5 months ago

Why doesn't Convex have SELECT or COUNT?

The above is comment from Theos latest epic video on databases and Convex.

The video was great by the way you should totally check it out, but while I was scrolling through the comments this comment really caught my eye as it has a good point.

Why DOESNT Convex provide a “SELECT” or a “COUNT”?

To show you what I mean lets take a look at this really simple schema.

1export default defineSchema({
2  smallTable: defineTable({
3    smallValue: v.string(),
4  }),
5  bigTable: defineTable({
6    smallValue: v.string(),
7    bigValue: v.string(),
8  }),
9});
10

We have two tables. smallTable just has a single field smallValue that is only going to have a small string in it.

Then we have bigTable that also have a smallValue but also has a bigValue which is going to contain a really large string, like 100kb.

Now lets say we want to query that does the SQL equivalent of SELECT * from smallTable this is how you might do it in Convex:

1export const selectStarFromSmallTable = mutation({
2  args: {},
3  handler: async (ctx, args) => {
4    const smallTable = await ctx.db.query("smallTable").collect();
5    return smallTable;
6  },
7});
8

If we go to the functions tab in the Convex Dashboard we can run the function which turns out to be about 900ms.

If I do the same for the bigTable it takes 2-3 seconds. Makes sense right? as the bigTable is.. well bigger so its going to take longer to fetch that data.

You might be wondering why im doing these queries in a mutation rather than a Convex query.

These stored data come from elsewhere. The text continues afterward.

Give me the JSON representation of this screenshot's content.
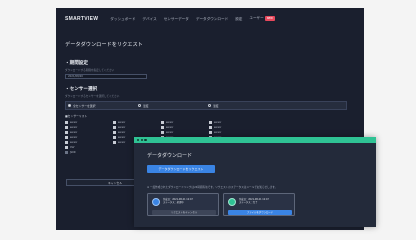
{
  "app": {
    "logo": "SMARTVIEW",
    "nav": [
      "ダッシュボード",
      "デバイス",
      "センサーデータ",
      "データダウンロード",
      "設定",
      "ユーザー"
    ],
    "nav_badge": "NEW"
  },
  "page": {
    "title": "データダウンロードをリクエスト",
    "period_heading": "・期間設定",
    "period_hint": "ダウンロードする期間を指定してください",
    "date_value": "2021/08/20",
    "sensor_heading": "・センサー選択",
    "sensor_hint": "ダウンロードするセンサーを選択してください",
    "radio_options": [
      "全センサーを選択",
      "温度",
      "湿度"
    ],
    "group_label": "■センサーリスト",
    "checkboxes": [
      "sensor",
      "sensor",
      "sensor",
      "sensor",
      "sensor",
      "sensor",
      "sensor",
      "sensor",
      "sensor",
      "sensor",
      "sensor",
      "sensor",
      "sensor",
      "sensor",
      "sensor",
      "sensor",
      "sensor",
      "sensor",
      "sensor",
      "sensor"
    ],
    "format_options": [
      "CSV",
      "JSON"
    ],
    "cancel_label": "キャンセル"
  },
  "dialog": {
    "title": "データダウンロード",
    "download_button": "データダウンロードをリクエスト",
    "note": "※ 一度作成されたダウンロードリンクは24時間有効です。リクエストのステータスはメールでお知らせします。",
    "cards": [
      {
        "line1": "作成日：2021-08-21 12:47",
        "line2": "ステータス：処理中",
        "button": "リクエストをキャンセル",
        "icon_color": "#3a84e4",
        "button_bg": "#3d4558",
        "button_fg": "#c7ccd6"
      },
      {
        "line1": "作成日：2021-08-21 12:47",
        "line2": "ステータス：完了",
        "button": "ファイルをダウンロード",
        "icon_color": "#2fc294",
        "button_bg": "#3a84e4",
        "button_fg": "#f5f7fb"
      }
    ]
  },
  "colors": {
    "accent": "#2fc294",
    "primary": "#3a84e4",
    "badge": "#e8485c",
    "bg": "#1a1f2e"
  }
}
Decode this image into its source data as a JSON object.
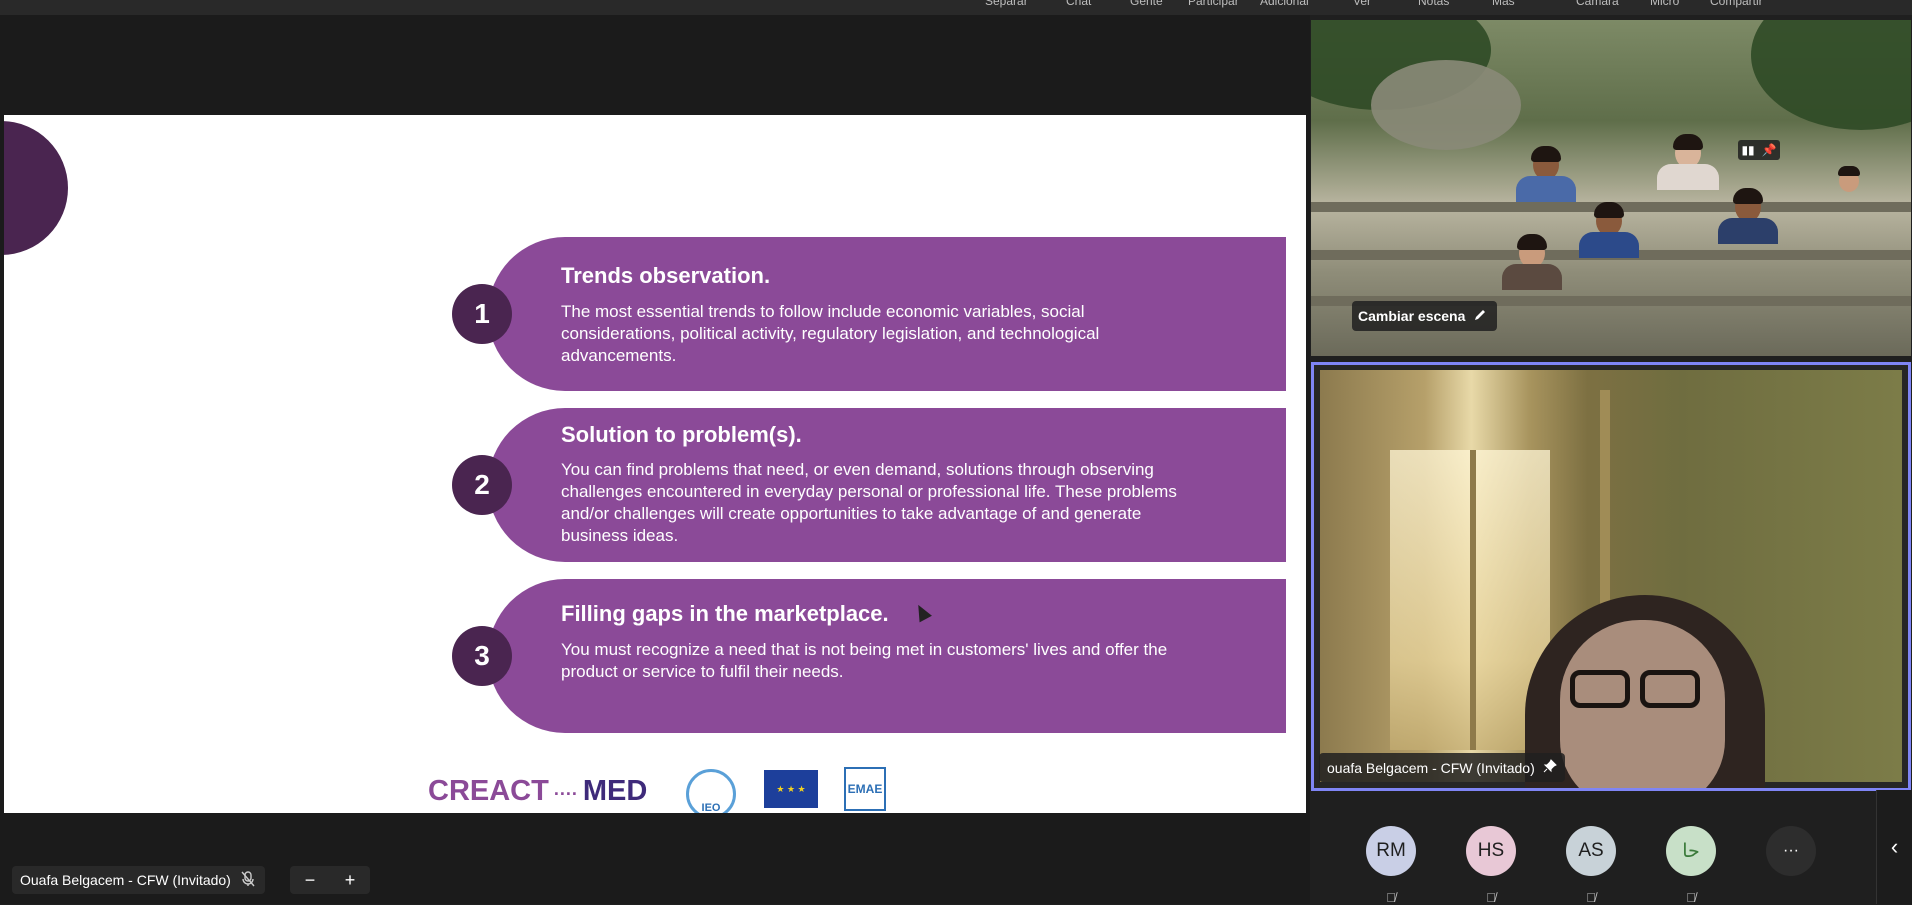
{
  "top_menu": {
    "items": [
      "Separar",
      "Chat",
      "Gente",
      "Participar",
      "Adicional",
      "Ver",
      "Notas",
      "Más",
      "Cámara",
      "Micro",
      "Compartir"
    ]
  },
  "slide": {
    "rows": [
      {
        "number": "1",
        "title": "Trends observation.",
        "body": "The most essential trends to follow include economic variables, social considerations, political activity, regulatory legislation, and technological advancements."
      },
      {
        "number": "2",
        "title": "Solution to problem(s).",
        "body": "You can find problems that need, or even demand, solutions through observing challenges encountered in everyday personal or professional life. These problems and/or challenges will create opportunities to take advantage of and generate business ideas."
      },
      {
        "number": "3",
        "title": "Filling gaps in the marketplace.",
        "body": "You must recognize a need that is not being met in customers' lives and offer the product or service to fulfil their needs."
      }
    ],
    "logos": {
      "creact_a": "CREACT",
      "creact_b": "MED",
      "ieo": "IEO",
      "emae": "EMAE"
    }
  },
  "presenter_bar": {
    "name": "Ouafa Belgacem - CFW (Invitado)",
    "zoom_out": "−",
    "zoom_in": "+"
  },
  "scene_tile": {
    "label": "Cambiar escena"
  },
  "speaker_tile": {
    "name": "ouafa Belgacem - CFW (Invitado)"
  },
  "roster": {
    "participants": [
      {
        "initials": "RM",
        "color": "#c9cfe6"
      },
      {
        "initials": "HS",
        "color": "#e8c8d6"
      },
      {
        "initials": "AS",
        "color": "#c8d2d8"
      },
      {
        "initials": "حا",
        "color": "#c8e0c8"
      }
    ],
    "more": "···"
  },
  "colors": {
    "accent": "#7f85f5",
    "slide_purple": "#8b4a98",
    "slide_dark": "#4a2550"
  }
}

Well you see, Convex automatically cache’s queries so as long as none of the inputs change then it doesnt need to re-run it, so if I create this query instead

1export const selectStarFromSmallTableQuery = query({
2  args: {},
3  handler: async (ctx, args) => {
4    const smallTable = await ctx.db.query("smallTable").collect();
5    return smallTable;
6  },
7});
8

Then I hop open the dashboard, go to the Logs tab and run this query a couple of times by selecting it from the dropdown then we will see this:

You can see the first time its run then we get a success, then subsequent times, we get a cached status and a near-instant response.

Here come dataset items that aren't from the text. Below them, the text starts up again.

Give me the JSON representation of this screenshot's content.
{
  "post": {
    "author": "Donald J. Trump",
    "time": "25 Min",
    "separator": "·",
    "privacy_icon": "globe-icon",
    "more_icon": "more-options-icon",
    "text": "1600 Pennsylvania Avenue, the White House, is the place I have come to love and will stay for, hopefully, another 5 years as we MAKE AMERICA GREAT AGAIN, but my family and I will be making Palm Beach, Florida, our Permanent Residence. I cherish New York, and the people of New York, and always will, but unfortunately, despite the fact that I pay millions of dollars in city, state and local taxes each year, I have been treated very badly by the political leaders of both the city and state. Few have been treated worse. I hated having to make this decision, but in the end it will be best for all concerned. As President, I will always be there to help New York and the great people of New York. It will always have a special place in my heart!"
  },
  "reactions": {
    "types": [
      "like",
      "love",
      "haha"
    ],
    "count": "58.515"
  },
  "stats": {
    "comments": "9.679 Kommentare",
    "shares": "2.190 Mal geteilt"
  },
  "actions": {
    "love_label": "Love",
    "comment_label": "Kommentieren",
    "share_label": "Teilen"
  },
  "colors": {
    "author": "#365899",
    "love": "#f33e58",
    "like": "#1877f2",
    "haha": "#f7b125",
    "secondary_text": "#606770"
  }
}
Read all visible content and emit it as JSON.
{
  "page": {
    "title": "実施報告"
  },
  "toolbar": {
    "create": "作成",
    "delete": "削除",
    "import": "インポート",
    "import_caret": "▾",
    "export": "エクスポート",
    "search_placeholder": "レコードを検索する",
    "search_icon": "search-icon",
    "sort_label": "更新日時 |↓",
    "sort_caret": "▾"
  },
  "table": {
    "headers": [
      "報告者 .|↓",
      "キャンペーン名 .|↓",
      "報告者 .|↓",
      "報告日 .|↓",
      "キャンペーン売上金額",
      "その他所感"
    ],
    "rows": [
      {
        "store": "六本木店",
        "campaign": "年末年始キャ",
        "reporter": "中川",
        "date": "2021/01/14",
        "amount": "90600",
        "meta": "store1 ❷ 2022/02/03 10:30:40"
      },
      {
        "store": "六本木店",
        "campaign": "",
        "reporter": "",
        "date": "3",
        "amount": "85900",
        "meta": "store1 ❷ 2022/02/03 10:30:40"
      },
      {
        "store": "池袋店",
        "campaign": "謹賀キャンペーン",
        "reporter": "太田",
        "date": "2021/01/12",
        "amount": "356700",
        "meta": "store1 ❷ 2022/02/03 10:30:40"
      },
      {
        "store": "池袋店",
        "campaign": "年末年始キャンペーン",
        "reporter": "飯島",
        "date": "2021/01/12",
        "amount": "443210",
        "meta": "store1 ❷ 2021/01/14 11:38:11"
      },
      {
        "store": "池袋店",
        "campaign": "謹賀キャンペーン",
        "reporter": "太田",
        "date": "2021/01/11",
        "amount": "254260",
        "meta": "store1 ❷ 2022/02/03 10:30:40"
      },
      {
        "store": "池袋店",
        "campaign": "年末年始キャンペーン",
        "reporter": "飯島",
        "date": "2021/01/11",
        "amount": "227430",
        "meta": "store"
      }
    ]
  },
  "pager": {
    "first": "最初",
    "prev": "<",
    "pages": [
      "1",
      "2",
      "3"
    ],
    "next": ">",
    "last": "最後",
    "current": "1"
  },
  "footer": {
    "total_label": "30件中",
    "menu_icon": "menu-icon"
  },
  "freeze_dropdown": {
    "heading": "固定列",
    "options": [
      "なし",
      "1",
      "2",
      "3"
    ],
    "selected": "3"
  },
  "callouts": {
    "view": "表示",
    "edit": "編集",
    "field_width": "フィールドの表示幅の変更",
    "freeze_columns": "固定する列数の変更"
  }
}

Right, now the question is how do we go about doing a SELECT in Convex? If I'm looking at the bigTable and I'm not interested in bigValue can I make it so I just select the smallValue?

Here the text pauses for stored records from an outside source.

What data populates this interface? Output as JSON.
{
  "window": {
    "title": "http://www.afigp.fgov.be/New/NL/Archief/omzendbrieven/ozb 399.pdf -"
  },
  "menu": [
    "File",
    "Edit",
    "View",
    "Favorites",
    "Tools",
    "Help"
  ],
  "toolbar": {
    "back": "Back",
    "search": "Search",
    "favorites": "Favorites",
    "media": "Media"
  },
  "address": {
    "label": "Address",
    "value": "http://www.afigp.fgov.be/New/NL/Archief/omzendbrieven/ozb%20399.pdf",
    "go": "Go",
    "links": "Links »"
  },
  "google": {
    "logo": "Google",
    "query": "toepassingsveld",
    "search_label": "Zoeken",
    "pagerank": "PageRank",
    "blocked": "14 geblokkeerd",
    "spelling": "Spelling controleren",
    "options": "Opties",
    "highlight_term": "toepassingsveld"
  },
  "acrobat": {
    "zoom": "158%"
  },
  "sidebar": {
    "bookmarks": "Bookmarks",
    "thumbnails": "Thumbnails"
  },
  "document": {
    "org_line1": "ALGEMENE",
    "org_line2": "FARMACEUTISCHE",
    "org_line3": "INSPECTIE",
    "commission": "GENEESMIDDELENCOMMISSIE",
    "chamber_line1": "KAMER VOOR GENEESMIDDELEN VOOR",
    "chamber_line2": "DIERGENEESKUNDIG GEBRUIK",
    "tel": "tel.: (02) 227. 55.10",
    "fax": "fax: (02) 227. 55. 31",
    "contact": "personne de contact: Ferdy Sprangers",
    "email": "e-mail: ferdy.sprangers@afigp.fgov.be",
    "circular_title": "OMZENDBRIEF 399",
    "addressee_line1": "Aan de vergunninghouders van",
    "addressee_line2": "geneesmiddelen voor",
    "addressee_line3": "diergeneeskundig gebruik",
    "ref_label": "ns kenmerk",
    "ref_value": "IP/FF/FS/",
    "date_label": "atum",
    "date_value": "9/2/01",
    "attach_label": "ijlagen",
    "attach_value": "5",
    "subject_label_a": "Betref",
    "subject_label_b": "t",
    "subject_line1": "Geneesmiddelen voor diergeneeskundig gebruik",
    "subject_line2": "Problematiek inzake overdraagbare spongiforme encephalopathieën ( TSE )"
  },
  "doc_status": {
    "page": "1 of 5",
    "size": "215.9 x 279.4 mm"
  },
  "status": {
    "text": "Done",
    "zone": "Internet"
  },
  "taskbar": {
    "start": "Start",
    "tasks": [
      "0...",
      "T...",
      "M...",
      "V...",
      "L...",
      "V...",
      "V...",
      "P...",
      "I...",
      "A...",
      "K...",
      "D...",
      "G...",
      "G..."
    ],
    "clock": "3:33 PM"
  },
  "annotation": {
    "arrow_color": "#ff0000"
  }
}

Well if we interrogate our query in the IDE we can see that there is no select function.

But what we can do is just map over the results and just grab the one value we want here and return it like so:

1export const selectSmallValueFromBigTable = mutation({
2  args: {},
3  handler: async (ctx, args) => {
4    const bigTable = await ctx.db.query("bigTable").collect();
5    return bigTable.map((row) => row.smallValue);
6  },
7});
8

If we now run that in the dashboard this is what we get:

Okay well that certainly seems faster! 698 milliseconds compared to the 2-3 seconds before.

But looks can be deceiving as there is a lot of things going on here when we press this button, lets take a look at a diagram:

When I press the button, my browser that is running the Convex dashboard is going to make a request to the convex backend.

Convex is going to spin up a little v8 isolate, which is then going to make our query.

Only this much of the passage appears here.